The landscape of Artificial Intelligence is rapidly evolving, and one of the most exciting trends is the ability to run powerful Large Language Models (LLMs) directly on your local machine.

This shift away from reliance on cloud-based APIs offers significant advantages in terms of privacy, cost-effectiveness, and offline accessibility. Developers and enthusiasts can now experiment with and deploy sophisticated AI capabilities without sending data externally or incurring API fees.

This tutorial serves as a practical, hands-on guide to harnessing this local AI power. It focuses on leveraging the Qwen 3 family of LLMs, a state-of-the-art open-source offering from Alibaba, combined with Ollama, a tool that dramatically simplifies running LLMs locally.

Prerequisites

Before diving into this tutorial, you should have a foundational understanding of Python programming and be comfortable using the command line or terminal. Make sure you have Python 3 installed on your system.

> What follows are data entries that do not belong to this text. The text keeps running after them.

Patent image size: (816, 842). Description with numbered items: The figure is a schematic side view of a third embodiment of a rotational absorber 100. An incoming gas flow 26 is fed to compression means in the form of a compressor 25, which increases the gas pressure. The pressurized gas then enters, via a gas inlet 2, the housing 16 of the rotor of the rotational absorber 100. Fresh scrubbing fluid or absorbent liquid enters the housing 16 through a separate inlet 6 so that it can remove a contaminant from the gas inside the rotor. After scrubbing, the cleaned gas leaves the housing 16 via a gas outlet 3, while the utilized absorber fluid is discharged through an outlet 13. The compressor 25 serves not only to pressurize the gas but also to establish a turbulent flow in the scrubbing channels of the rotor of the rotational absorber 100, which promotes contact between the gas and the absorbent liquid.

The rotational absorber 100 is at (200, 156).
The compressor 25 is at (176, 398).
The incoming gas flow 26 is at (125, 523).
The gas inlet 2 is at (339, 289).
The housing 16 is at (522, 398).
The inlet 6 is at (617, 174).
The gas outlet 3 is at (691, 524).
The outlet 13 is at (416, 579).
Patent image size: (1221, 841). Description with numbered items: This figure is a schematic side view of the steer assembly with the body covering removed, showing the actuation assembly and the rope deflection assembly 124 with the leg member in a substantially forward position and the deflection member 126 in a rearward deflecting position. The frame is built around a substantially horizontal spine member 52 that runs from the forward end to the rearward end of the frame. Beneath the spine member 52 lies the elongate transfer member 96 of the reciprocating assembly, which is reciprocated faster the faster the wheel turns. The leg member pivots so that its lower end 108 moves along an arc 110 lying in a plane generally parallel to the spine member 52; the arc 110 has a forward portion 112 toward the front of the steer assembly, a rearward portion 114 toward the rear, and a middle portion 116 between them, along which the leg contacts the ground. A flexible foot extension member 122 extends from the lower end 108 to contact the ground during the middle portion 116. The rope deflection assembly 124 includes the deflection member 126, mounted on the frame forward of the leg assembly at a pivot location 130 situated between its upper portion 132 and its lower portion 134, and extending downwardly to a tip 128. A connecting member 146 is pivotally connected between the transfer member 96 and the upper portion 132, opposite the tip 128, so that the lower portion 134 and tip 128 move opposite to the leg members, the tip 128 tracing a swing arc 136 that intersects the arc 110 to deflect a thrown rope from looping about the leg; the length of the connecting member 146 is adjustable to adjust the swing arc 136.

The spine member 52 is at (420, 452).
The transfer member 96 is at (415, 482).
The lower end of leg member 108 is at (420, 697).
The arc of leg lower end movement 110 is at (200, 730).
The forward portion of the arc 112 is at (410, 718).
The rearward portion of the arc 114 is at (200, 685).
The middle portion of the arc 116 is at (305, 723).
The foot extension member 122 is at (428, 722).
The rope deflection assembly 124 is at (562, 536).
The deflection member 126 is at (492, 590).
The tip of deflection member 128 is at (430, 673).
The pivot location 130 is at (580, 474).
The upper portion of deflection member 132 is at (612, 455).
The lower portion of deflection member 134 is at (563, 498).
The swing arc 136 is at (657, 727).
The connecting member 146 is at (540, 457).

While prior experience with AI or Large Language Models (LLMs) is beneficial, it's not essential, as I’ll introduce and explain core concepts like Retrieval-Augmented Generation (RAG) and AI agents throughout the guide.

This tutorial serves as a practical, hands-on guide to harnessing this local AI power. It focuses on leveraging the Qwen 3 family of LLMs, a state-of-the-art open-source offering from Alibaba, combined with Ollama, a tool that dramatically simplifies running LLMs locally.

Table of Contents

  1. Local AI Power with Qwen 3 and Ollama

  1. How to Set Up Your Local AI Lab

  2. How to Build a Local RAG System with Qwen 3

  3. How to Create Local AI Agents with Qwen 3

  4. Advanced Considerations and Troubleshooting

  5. Conclusion and Next Steps

Local AI Power with Qwen 3 and Ollama

Running LLMs locally addresses several key concerns associated with cloud-based AI services.

  • Privacy is paramount – data processed locally never leaves the user's machine.

  • Cost is another major factor – utilizing open-source models and tools like Ollama eliminates API subscription fees and pay-per-token charges, making advanced AI accessible to everyone.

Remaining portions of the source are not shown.